RIYADH: Crude fundamentals are faced with headwinds. Global oil demand is now projected to rise less in 2014 than previously thought, the International Energy Agency said in its Monthly Oil Report last week.

Demand growth is to average 1.29 million barrels per day (bpd) in 2014, 60,000bpd lower than its previous forecast.

“Downward adjustments to the forecast of Russian oil demand for 2014 helped trim the global demand growth estimate,” the report said.

The demand growth in China is getting sluggish. “A slowdown in Chinese oil demand growth that emerged in mid-2013 has continued in line with the underlying macroeconomic trend. Demand for industrial fuels has been particularly soft,” IEA said in its April report.

China’s economy grew at its slowest pace in 18 months in the first quarter of 2014, official data revealed. The implied oil demand of China fell 0.6pc in the first quarter of the year, dampening its energy use.

And in the meantime, output is on rise — virtually all around. The International Monetary Fund (IMF) is also now pointing to a supply surge in North America. Combined, North American production growth is around 1.2 million barrels per day, from US shale oil and Canadian oil sands, the IMF said.

A US Energy Information Administration reports says US oil production was anticipated to average 8.4 million bpd in 2014, a 14pc increase from last year. And by next year, it is projected to touch even higher 9.1 million bpd. Long-term, EIA says, US oil imports should continue to decline through 2036 and approach near zero through 2040.

US proven reserves of crude oil at year end 2012 were also estimated at 33.4 billion barrels, up 15.4pc from 2011 and the highest since 1976, EIA said.

On the other hand, Canada’s total crude oil output is also expected to touch 3.9 million bpd in 2015, some 500,000bpd more than the current output, driven primarily by small in-situ oil sands developments, each typically 35,000-40,000bpd, Platts said quoting industry sources.

In the meantime, Libyan crude is also slowly and gradually creeping back into the global markets. Agreement between the rebels and the central government in Tripoli has resulted in some oil export related activity at the export terminals in eastern part of the country.

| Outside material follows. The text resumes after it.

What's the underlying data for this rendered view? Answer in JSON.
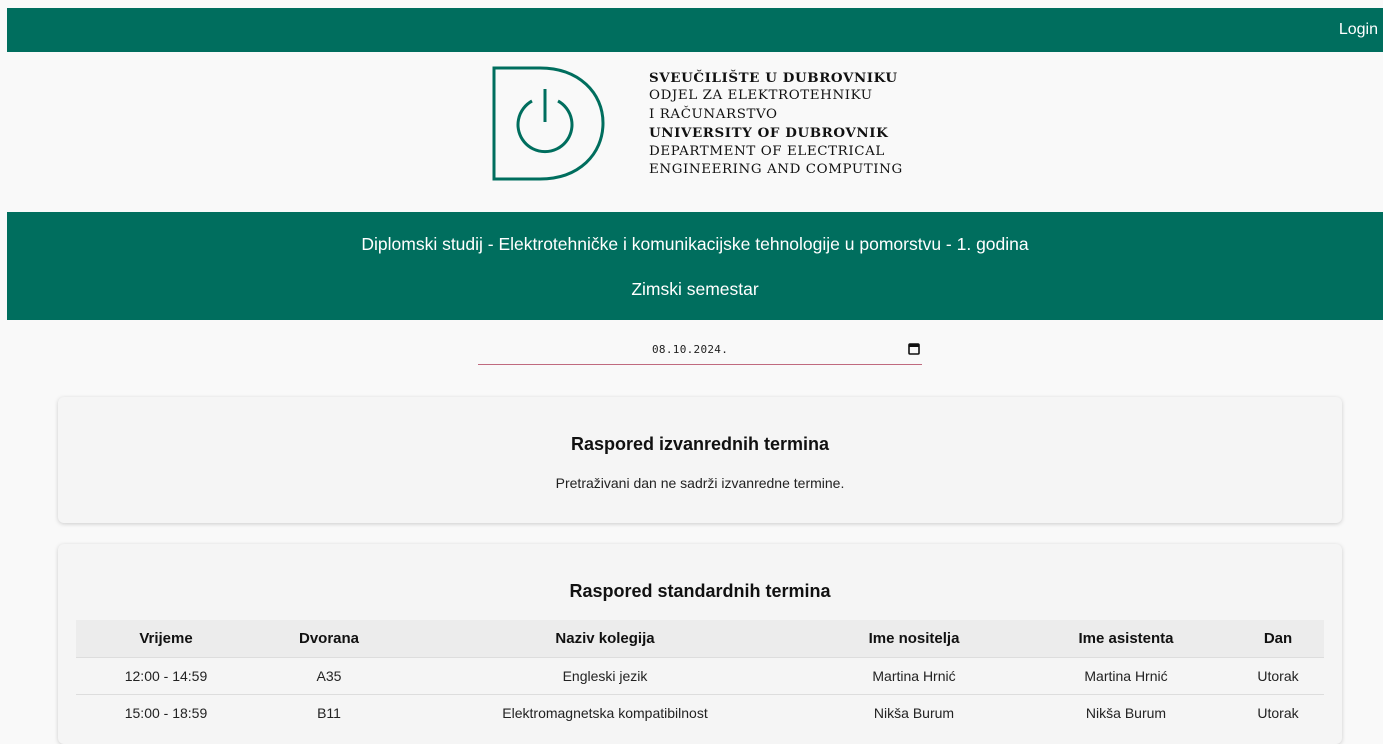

And courtesy the opening of the giant, untapped, West Qurna-2 field, Iraq, the Opec’s second biggest producer after Saudi Arabia, has now been pumping crude at a35-year high level of 3.4 million barrels a day, data compiled by Bloomberg said.

Iran too raised its crude output last month to 2.9 million barrels a day, an increase of 65,000 barrels from February, data showed.

On the other hand, energy thirsty Beijing’s reserves climbed to 1.08 billion tonnes, exceeding the 1bn tonne mark for seven consecutive years, the Ministry of Land and Resources of China said earlier the year. Chinese natural gas deposits also rose sharply, with new proven reserves totalling 616.4 billion cubic metres in 2013.

New technology on horizon is also impacting. US Navy scientists are reporting to have solved one of the world’s great challenges: how to turn seawater into fuel. The breakthrough came after scientists developed a way to extract carbondioxide and hydrogen gas from seawater. The gasses are then turned into a fuel by a gas-to-liquids process with the help of catalytic converters.

The new fuel is initially expected to cost around $3 to $6 per gallon, according to the US Naval Research Laboratory, which has already flown a model aircraft on it.

US Energy Secretary Ernest Moniz in a 32-page report on the department’s strategic plan is underlining the US economy needs a break from oil.

The overall picture is not too healthy — one can’t help underlining!